Depuis janvier 2025, les nouvelles directives européennes ont modifié les exigences de reporting, avec une proposition de simplification des obligations CSRD qui concernerait désormais les entreprises de plus de 1000 salariés, contre 250 auparavant : une réforme en cours de négociation mais qui maintient les exigences techniques pour les entreprises concernées. Cette évolution réglementaire, combinée à l’objectif renforcé de -50% d’émissions d’ici 2030 inscrit dans la SNBC-3, place le Scope 2 au cœur des stratégies de décarbonation. 

Les entreprises qui maîtrisent dès aujourd’hui leurs émissions indirectes liées à l’énergie peuvent réduire leur bilan carbone de manière significative, comme le démontrent les cas de TotalEnergies qui a réduit ses émissions de Scopes 1 et 2 de 36% depuis 2015 ou d’EDF qui affiche un Scope 2 représentant seulement 0,3% de ses émissions totales.

Comprendre précisément le Scope 2 selon les standards internationaux

Le Scope 2, selon la définition officielle du GHG Protocol mise à jour en 2024, englobe toutes les émissions indirectes de gaz à effet de serre provenant de la génération d’électricité, vapeur, chaleur ou froid achetés et consommés par l’entreprise déclarante.

Cette catégorie d’émissions, distincte du Scope 1 (émissions directes) et du Scope 3 (autres émissions indirectes), présente une particularité technique fondamentale : ces émissions se produisent physiquement sur le site de production d’énergie, mais la responsabilité en incombe à l’entreprise consommatrice.

La norme ISO 14064-1:2018 classe les émissions de gaz à effet de serre en trois catégories. La Catégorie 2, qui correspond au Scope 2 du GHG Protocol, regroupe les émissions indirectes liées à la consommation d’énergie achetée, comme l’électricité ou la chaleur.

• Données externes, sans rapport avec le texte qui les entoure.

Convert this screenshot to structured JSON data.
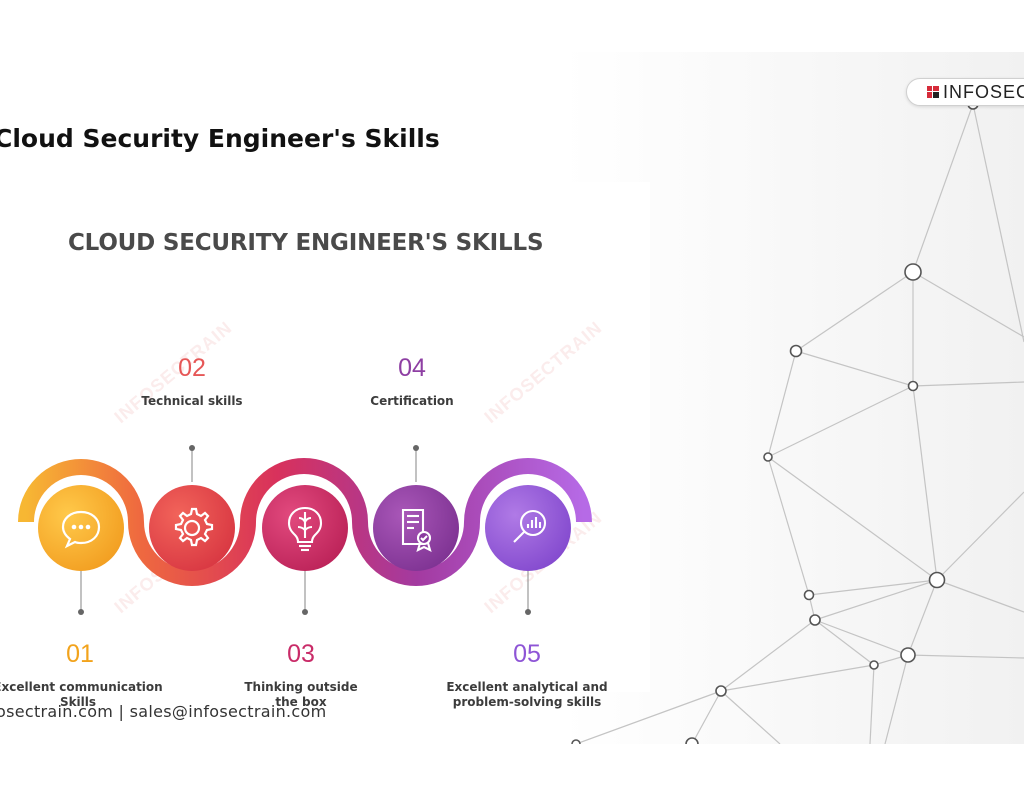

Pour mieux comprendre, même si vous ne possédez pas la source d’énergie (par exemple une chaudière collective), vous êtes responsable des émissions liées à votre consommation. La vérification par une tierce partie n’est pas obligatoire mais fortement recommandée pour garantir la fiabilité des données.

Les quatre types d’énergie concernés

Le Scope 2 couvre bien plus que la simple consommation d’électricité achetée. Il inclut quatre types d’énergie différents, chacun ayant ses propres facteurs d’émission et méthodes de calcul.

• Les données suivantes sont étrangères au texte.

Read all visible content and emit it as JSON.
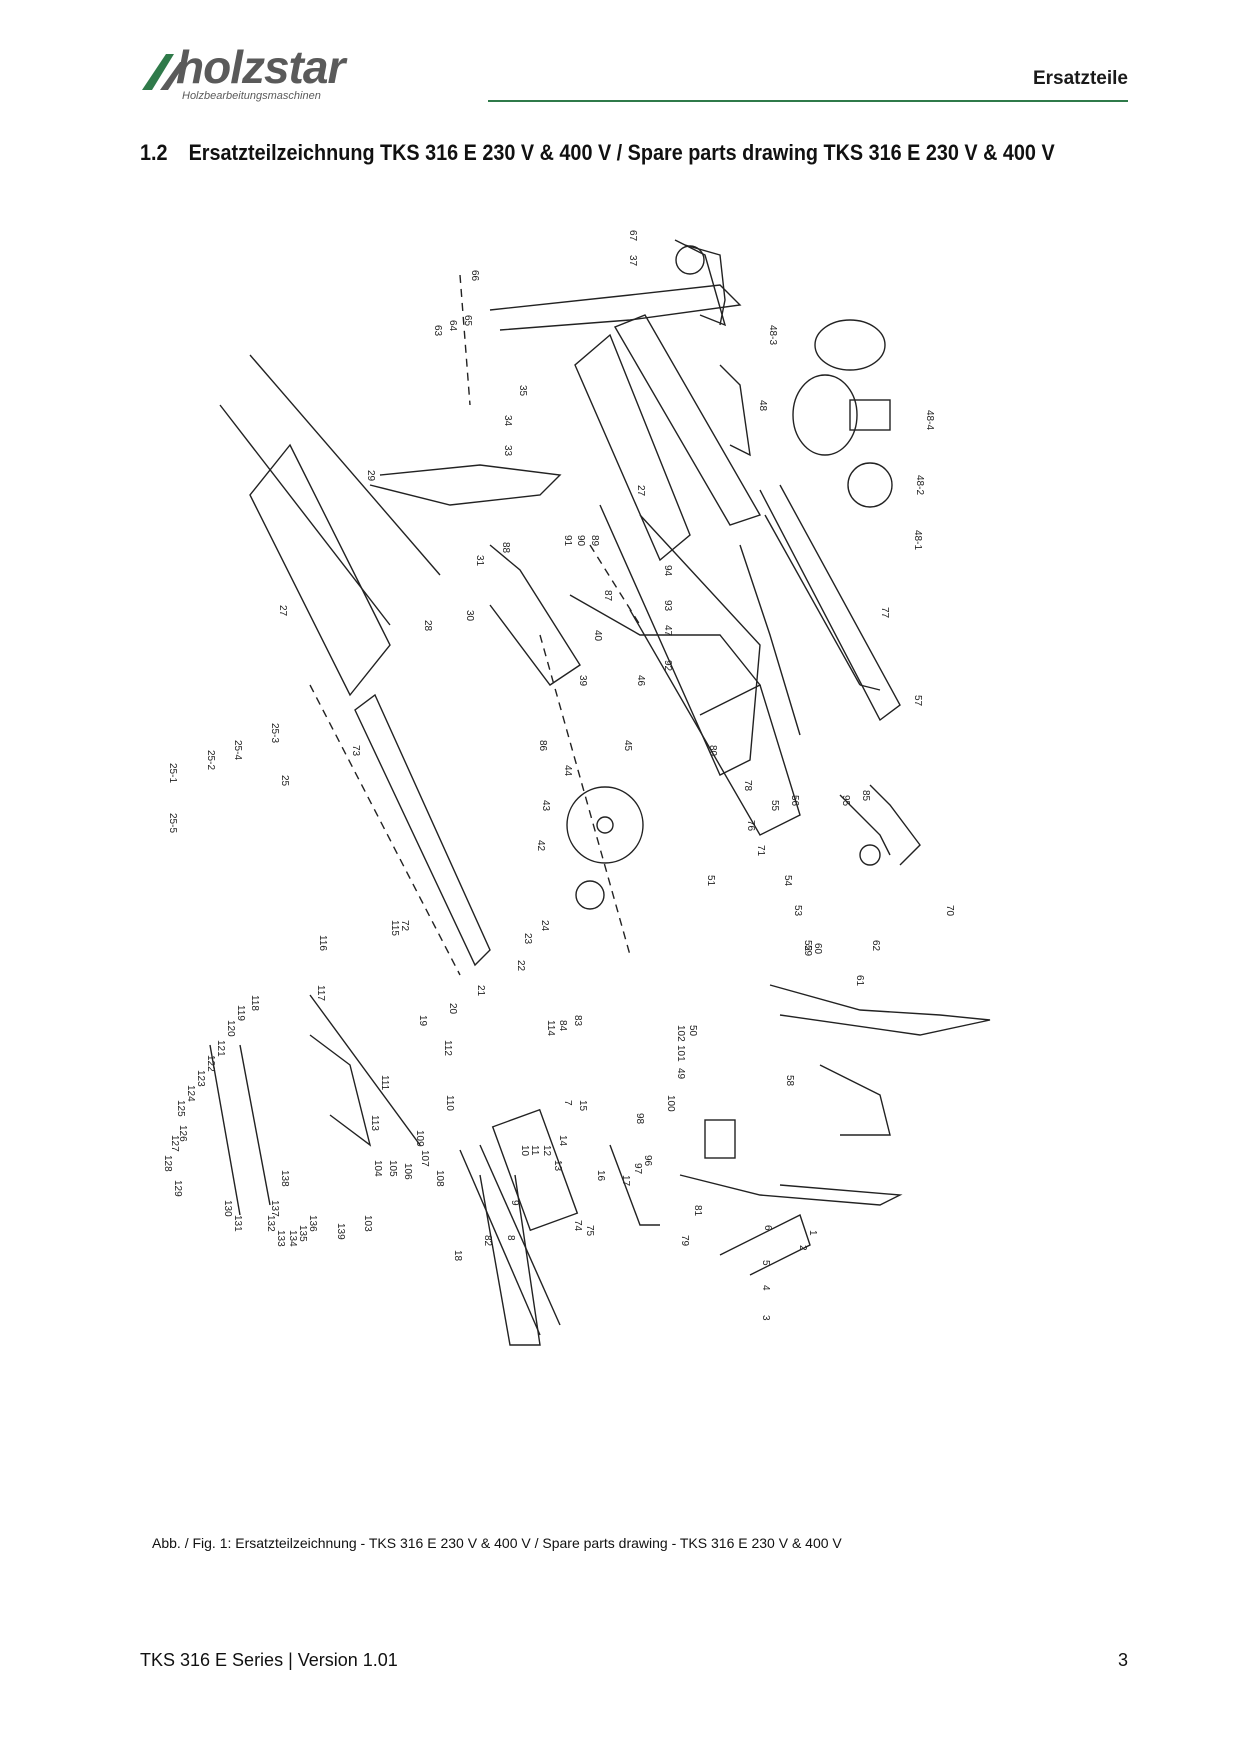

  • L’électricité : représente généralement 60 à 80% du Scope 2 dans le secteur tertiaire
  • La vapeur : dominante dans l’industrie manufacturière, pouvant atteindre jusqu’à 45% des émissions indirectes
  • La chaleur : significative pour les réseaux de chaleur urbains ou certaines industries
  • Le froid : souvent négligé, peut représenter jusqu’à 15% dans le secteur agroalimentaire et la grande distribution

L’évolution majeure du GHG Protocol 2024-2027

La révision en cours du GHG Protocol, initiée en 2024 avec une publication finale prévue fin 2027, introduit des modifications significatives. Le nouveau cadre proposé exige un alignement horaire entre la production et la consommation d’énergie renouvelable, remplaçant progressivement l’approche annuelle actuelle.

Cette évolution technique vise à montrer plus précisément l’impact réel des choix énergétiques : un certificat solaire produit en journée ne peut pas compenser une consommation nocturne. C’est comme dire que l’eau de pluie collectée en été pourrait compenser votre consommation d’eau en hiver : cela paraît possible sur le papier, mais ne reflète pas la réalité.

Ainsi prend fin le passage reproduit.